U.S. Describes Cases of Smallpox Vaccine Virus Transfers


The U.S. Centers for Disease Control and Prevention yesterday disclosed details of two instances in which armed services members recently vaccinated against smallpox accidentally infected others with the vaccine’s virus, the Atlanta Journal-Constitution reported today (see GSN, Dec. 3, 2003).

The cases involved U.S. military personnel who received the smallpox vaccine last year. Since December 2002, more than 575,000 personnel have been inoculated, according to the CDC, and 30 unvaccinated people have developed illnesses after contact with vaccinated personnel. All have recovered, according to the Journal-Constitution.

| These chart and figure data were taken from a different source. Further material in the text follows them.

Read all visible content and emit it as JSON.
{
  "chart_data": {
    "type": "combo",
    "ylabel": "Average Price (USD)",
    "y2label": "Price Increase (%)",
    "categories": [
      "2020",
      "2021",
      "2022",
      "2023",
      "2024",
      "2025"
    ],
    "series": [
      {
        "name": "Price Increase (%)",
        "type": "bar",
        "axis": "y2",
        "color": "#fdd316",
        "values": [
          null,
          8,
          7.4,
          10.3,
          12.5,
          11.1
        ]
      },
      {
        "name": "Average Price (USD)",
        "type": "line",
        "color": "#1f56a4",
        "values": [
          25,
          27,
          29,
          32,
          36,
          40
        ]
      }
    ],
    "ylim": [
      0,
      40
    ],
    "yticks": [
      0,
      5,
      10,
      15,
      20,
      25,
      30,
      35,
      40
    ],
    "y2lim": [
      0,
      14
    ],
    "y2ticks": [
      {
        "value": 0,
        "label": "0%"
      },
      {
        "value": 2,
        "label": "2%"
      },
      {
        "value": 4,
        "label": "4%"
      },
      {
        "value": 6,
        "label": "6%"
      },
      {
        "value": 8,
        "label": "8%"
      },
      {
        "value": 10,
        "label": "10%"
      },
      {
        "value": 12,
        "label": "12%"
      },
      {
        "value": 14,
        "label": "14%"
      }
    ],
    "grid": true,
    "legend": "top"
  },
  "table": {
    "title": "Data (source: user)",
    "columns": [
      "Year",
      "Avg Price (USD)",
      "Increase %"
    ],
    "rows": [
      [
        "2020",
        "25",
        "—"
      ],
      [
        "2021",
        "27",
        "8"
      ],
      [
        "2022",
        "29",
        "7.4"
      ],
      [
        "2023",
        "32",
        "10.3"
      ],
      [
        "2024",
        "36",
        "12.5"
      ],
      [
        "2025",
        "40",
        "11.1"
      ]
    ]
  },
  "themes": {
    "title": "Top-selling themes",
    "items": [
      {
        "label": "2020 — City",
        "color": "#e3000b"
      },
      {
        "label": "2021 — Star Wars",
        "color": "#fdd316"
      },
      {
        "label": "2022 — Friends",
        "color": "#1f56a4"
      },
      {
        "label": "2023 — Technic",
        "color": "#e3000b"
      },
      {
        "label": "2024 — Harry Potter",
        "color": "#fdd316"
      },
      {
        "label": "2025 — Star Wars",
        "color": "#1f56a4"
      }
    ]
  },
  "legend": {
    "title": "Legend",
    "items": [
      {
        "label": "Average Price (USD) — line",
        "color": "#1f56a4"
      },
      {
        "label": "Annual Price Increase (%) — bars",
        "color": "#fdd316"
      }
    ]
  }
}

In the cases disclosed yesterday, one involved an armed services member who passed the virus to his wife who then passed it to their breast-feeding baby. Everyone recovered without treatment.

The wife had been careful to avoid contact with her husband’s vaccination site, but the virus may have been transferred on towels or bedsheets, the CDC said. It was the first known instance of the virus passing through two generations.

In the other case, a recently vaccinated service member passed the virus to a wrestling partner at a military gym, and third service member was infected after wrestling with the second. The bandage protecting the vaccination site on the vaccinee had come off during the wrestling bout. Again, all three recovered (M.A.J. McKenna, Atlanta Journal-Constitution, Feb. 13).